FER2013 dataset - https://www.kaggle.com/nicolejyt/facialexpressionrecognition (.csv file)
Deep Convolutional Neural Networks (DCNNs) and Convolutional Neural Networks (CNNs) have been successfully used for facial emotion recognition (FER) tasks.
Facial emotion recognition is a challenging task that involves detecting and recognizing emotions from facial expressions. The process involves detecting key facial landmarks and extracting features from them, and then using a classifier to predict the emotion category.

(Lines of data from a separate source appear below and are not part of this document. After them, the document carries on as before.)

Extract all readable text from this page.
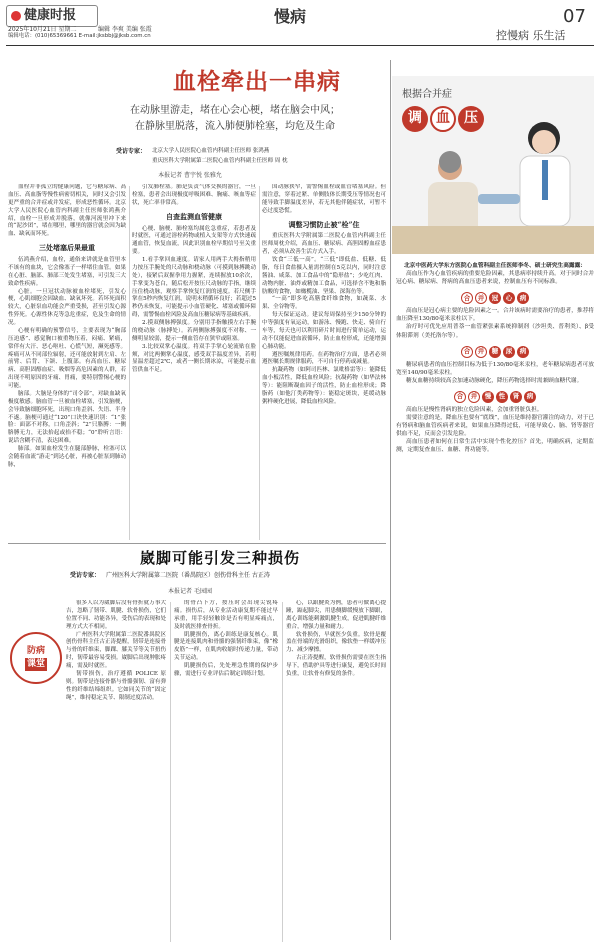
健康时报
2025年10月21日 星期二	编辑 李爽 美编 张霞
编辑电话：(010)65369661 E-mail:jksbbj@jksb.com.cn
慢病	07
控慢病 乐生活
血栓牵出一串病
在动脉里游走，堵在心会心梗，堵在脑会中风；
在静脉里脱落，流入肺便肺栓塞，均危及生命
受访专家： 北京大学人民医院心血管内科副主任医师 张鸿燕
重庆医科大学附属第二医院心血管内科副主任医师 周 枕
本报记者 曹宇悦 张雅允

血栓并非孤立的健康问题，它与糖尿病、高血压、高血脂等慢性病密切相关，同时又会引发更严重的合并症或并发症，形成恶性循环。北京大学人民医院心血管内科副主任医师张鸿燕介绍，血栓一旦形成并脱落，就像河流里冲下来的“泥沙团”，堵在哪里，哪里的器官就会因为缺血、缺氧而坏死。

三处堵塞后果最重

伍鸿燕介绍，血栓，通俗来讲就是血管里本不该有的血块，它会像塞子一样堵住血管。如果在心脏、脑部、肺部三处发生堵塞，可引发三大致命性疾病。

心脏。一旦冠状动脉被血栓堵死，引发心梗，心肌细胞会因缺血、缺氧坏死。若坏死面积较大，心脏泵血功能会严重受损，甚至引发心源性猝死。心源性休克等急危重症，危及生命的情况。

心梗有明确的预警信号，主要表现为“胸部压迫感”、感觉胸口被重物压着，闷痛、紧痛，常伴有大汗、恶心呕吐、心慌气短，濒死感等。疼痛可从不同部位辐射，还可能放射到左肩、左前臂、后背、下颌、上腹部。有高血压、糖尿病、高胆固醇血症、吸烟等高危因素的人群，若出现不明原因的牙痛、胃痛，要特别警惕心梗的可能。

脑部。大脑是身体的“司令部”，对缺血缺氧极度敏感。脑血管一旦被血栓堵塞，引发脑梗，会导致脑细胞坏死，出现口角歪斜、失语、半身不遂。脑梗可通过“120”口诀快速识别：“1”张脸：面部不对称，口角歪斜；“2”只胳膊：一侧胳膊无力，无法抬起或抬不稳；“0”聆听言语：说话含糊不清，表达困难。

肺部。如果血栓发生在腿部静脉，栓塞可以会随着血流“游走”到达心脏，再被心脏泵到肺动脉，

引发肺栓塞。肺是负责气体交换的器官，一旦栓塞，患者会出现极度呼吸困难、胸痛、咳血等症状，死亡率非常高。

自查监测血管健康

心梗、脑梗、肺栓塞均属危急重症，若患者及时就医，可通过溶栓药物或植入支架等方式快速疏通血管，恢复血流，因此识别血栓早期信号至关重要。

1.看手掌回血速度。请家人用两手大拇指稍用力按压手腕处的尺动脉和桡动脉（可摸到脉搏跳动处），接紧后双握拳用力握紧，连续握放10余次，手掌变为苍白，随后松开按压尺动脉的手指，继续压住桡动脉，观察手掌恢复红润的速度。若尺侧手掌在5秒内恢复红润，说明未稍循环良好；若超过5秒仍未恢复，可能提示小血管硬化、堵塞或循环障碍，需警惕血栓风险及高血压糖尿病等基础疾病。

2.摸双侧脉搏强度。分别用手指触摸左右手腕的桡动脉（脉搏处）。若两侧脉搏强度不对称、一侧明显较弱，提示一侧血管存在狭窄或阻塞。

3.比较双掌心温度。将双手手掌心轮流贴在脸颊，对比两侧掌心温度，感受双手温度差异，若明显温差超过2℃，或者一侧长期冰凉，可能提示血管供血不足。

国动脉狭窄，需警惕血栓或血管堵塞风险。但需注意，穿着过紧、单侧肢体长期受压等情况也可能导致手脚温度差异，若无其他伴随症状，可暂不必过度恐慌。

调整习惯防止被“栓”住

重庆医科大学附属第二医院心血管内科副主任医师周枕介绍，高血压、糖尿病、高胆固醇血症患者，必须从改善生活方式入手。

饮食“三低一高”。“三低”即低盐、低糖、低脂，每日食盐摄入量需控制在5克以内，同时注意酱油、咸菜、加工食品中的“隐形盐”；少吃红肉、动物内脏、油炸或精加工食品，可选择含不饱和脂肪酸的食物，如橄榄油、坚果、深海鱼等。

“一高”即多吃高膳食纤维食物，如蔬菜、水果、全谷物等。

每天保证运动。建议每周保持至少150分钟的中等强度有氧运动，如游泳、慢跑、快走、骑自行车等，每天也可以利用碎片时间进行简单运动，运动不仅能促进血液循环，防止血栓形成，还能增强心肺功能。

遵医嘱规律用药。在药物治疗方面，患者必须遵医嘱长期规律服药，不可自行停药或减量。

抗凝药物（如阿司匹林、氯吡格雷等）：能降低血小板活性，降低血栓风险；抗凝药物（如华法林等）：能阻断凝血因子的活性，防止血栓形成；降脂药（如他汀类药物等）：能稳定斑块，延缓动脉粥样硬化进展，降低血栓风险。

根据合并症
调	血	压

北京中医药大学东方医院心血管科副主任医师李冬、硕士研究生高露露：

高血压作为心血管疾病的重要危险因素，其患病率持续升高。对于同时合并冠心病、糖尿病、肾病的高血压患者来说，控制血压有不同标准。

合	并	冠	心	病

高血压是冠心病主要的危险因素之一。合并该病时需要治疗的患者，推荐将血压降至130/80毫米汞柱以下。

治疗时可优先应用普萘一血管紧张素系统抑制剂（沙坦类、普利类）、β受体阻滞剂（美托洛尔等）。

合	并	糖	尿	病

糖尿病患者的血压控制目标为低于130/80毫米汞柱，老年糖尿病患者可放宽至140/90毫米汞柱。

糖友血糖持续较高会加速动脉硬化，降压药物选择时需兼顾血糖代谢。

合	并	慢	性	肾	病

高血压是慢性肾病的独立危险因素，会加重肾脏负担。

需要注意的是，降血压也要有“底线”，血压是维持器官灌注的动力，对于已有肾病和脑血管疾病者来说，如果血压降得过低，可能导致心、脑、肾等器官供血不足，反而会引发危险。

高血压患者如何在日常生活中实现个性化控压？首先，明确疾病，定期监测，定期复查血压、血糖、肾功能等。

崴脚可能引发三种损伤
受访专家： 广州医科大学附属第二医院（番禺院区）创伤骨科主任 古正涛
本报记者 毛园园
防病
课堂

很多人以为崴脚后没有骨折就万事大吉，忽略了韧带、肌腱、软骨损伤，它们位置不同、功能各异，受伤后的表现和处理方式大不相同。

广州医科大学附属第二医院番禺院区创伤骨科主任古正涛提醒，韧带是连接骨与骨的纤维束，脚踝、膝关节等关节扭伤时，韧带最容易受损。崴脚后出现肿胀疼痛，需及时就医。

韧带损伤，治疗遵循 POLICE 原则。韧带是连接骨骼与骨骼强韧、富有弹性的纤维结缔组织。它如同关节的“固定绳”，维持稳定关节、限制过度活动。

的骨凸下方，按压时会出现尖锐疼痛。损伤后，从专业活动康复期不能过早承重，用手轻轻触诊是否有明显疼痛点，及时就医排查骨折。

肌腱损伤，离心训练是康复核心。肌腱是连接肌肉和骨骼的强韧纤维束，像“橡皮筋”一样，在肌肉收缩时传递力量，带动关节运动。

肌腱损伤后，先处理急性期的保护步骤，需进行专业评估后制定训练计划。

心，以跟腱炎为例，患者可做离心提踵，踮起脚尖，用患侧脚缓慢放下脚跟，离心训练能刺激肌腱生成，促进肌腱纤维重合，增强力量和耐力。

软骨损伤，早就医少负重。软骨是覆盖在骨端的光滑组织，像软垫一样缓冲压力、减少摩擦。

古正涛提醒，软骨损伤需要在医生指导下，借助护具等进行康复，避免长时间负重，让软骨有修复的条件。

One popular CNN architecture used for FER is the VGG16 model. Researchers have fine-tuned VGG16 for FER by retraining the model on a large dataset of facial images labeled with emotion categories. This fine-tuning process involves freezing the first few layers of the model, which are responsible for detecting low-level features like edges and textures, and retraining the later layers to learn high-level features that are specific to the FER task.
Another popular CNN architecture for FER is the Inception-V3 model, which has been shown to outperform VGG16 on some FER benchmarks. Inception-V3 uses a more complex architecture that incorporates multiple scales of convolutional filters to capture features at different levels of abstraction.
DCNNs, which are simply CNNs with more layers, have also been used for FER tasks. For example, the DeepEmotion model is a DCNN architecture that has been designed specifically for FER. It uses a combination of convolutional, pooling, and fully connected layers to extract features from facial images, and achieves state-of-the-art performance on some FER benchmarks.
In summary, DCNNs and CNNs have been successfully used for FER tasks, and architectures like VGG16 and Inception-V3 have been fine-tuned for this specific application. The choice of model architecture depends on the specific FER task and the available dataset.